German sentiment down sharply

German sentiment down sharply

Macro 2 minutes to read
Picture of Christopher Dembik
Christopher Dembik

Head of Macroeconomic Research

Summary:  The latest ZEW survey of economic sentiment in Germany gave EU investors another reason to worry.


The latest ZEW survey of German economic sentiment slumped to -24.7 versus an expected -11.3. Since the beginning of the year, economic sentiment can be seen evolving below the long-term average of 20.3. All sectors except for chemicals/pharmaceuticals are declining but the biggest and most worrying drop in current conditions can be observed in the automotive sector, which matched the low point registered in July of this year, itself the lowest reading since August 2012.
ZEW economic sentiment
Investor confidence is always linked to political stability and the current outlook does not look very good for the euro area. Brexit and the Italian budget are key concerns, but as the ZEW survey clearly points out, protectionist tendencies and potential US tariffs on German auto imports are the key risk.

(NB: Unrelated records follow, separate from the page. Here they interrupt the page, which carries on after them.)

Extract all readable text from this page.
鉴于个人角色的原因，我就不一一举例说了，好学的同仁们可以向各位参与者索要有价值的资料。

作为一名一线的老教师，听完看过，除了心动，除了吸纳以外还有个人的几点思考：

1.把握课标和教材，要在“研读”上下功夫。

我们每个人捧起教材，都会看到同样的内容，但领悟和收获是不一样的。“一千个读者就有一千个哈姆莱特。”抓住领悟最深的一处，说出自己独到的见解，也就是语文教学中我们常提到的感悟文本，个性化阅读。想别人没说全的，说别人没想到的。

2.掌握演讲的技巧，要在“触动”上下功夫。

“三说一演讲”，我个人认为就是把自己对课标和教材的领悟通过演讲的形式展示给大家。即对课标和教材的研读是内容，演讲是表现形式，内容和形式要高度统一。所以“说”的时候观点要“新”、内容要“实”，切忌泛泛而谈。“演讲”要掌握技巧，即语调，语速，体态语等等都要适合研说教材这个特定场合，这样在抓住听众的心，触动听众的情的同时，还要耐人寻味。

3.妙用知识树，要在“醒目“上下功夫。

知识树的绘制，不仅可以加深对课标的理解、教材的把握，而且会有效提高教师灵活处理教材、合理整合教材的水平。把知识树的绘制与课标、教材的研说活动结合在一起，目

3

As mentioned in a previous analysis, vehicle sales of leading European car brands in the US in May 2018 came in large part down to German carmakers. In the case of auto import tariffs, they will be the first ones to suffer. Though the Trump administration has been recently targeting China, it cannot be ruled out that it will turn to Europe and Germany next.

This survey confirms that the growth outlook is clouded and that lower growth is coming to Germany at the worst possible time, and in a context of lower liquidity and rising political risk. It is yet another macro data point suggesting that investors need be careful.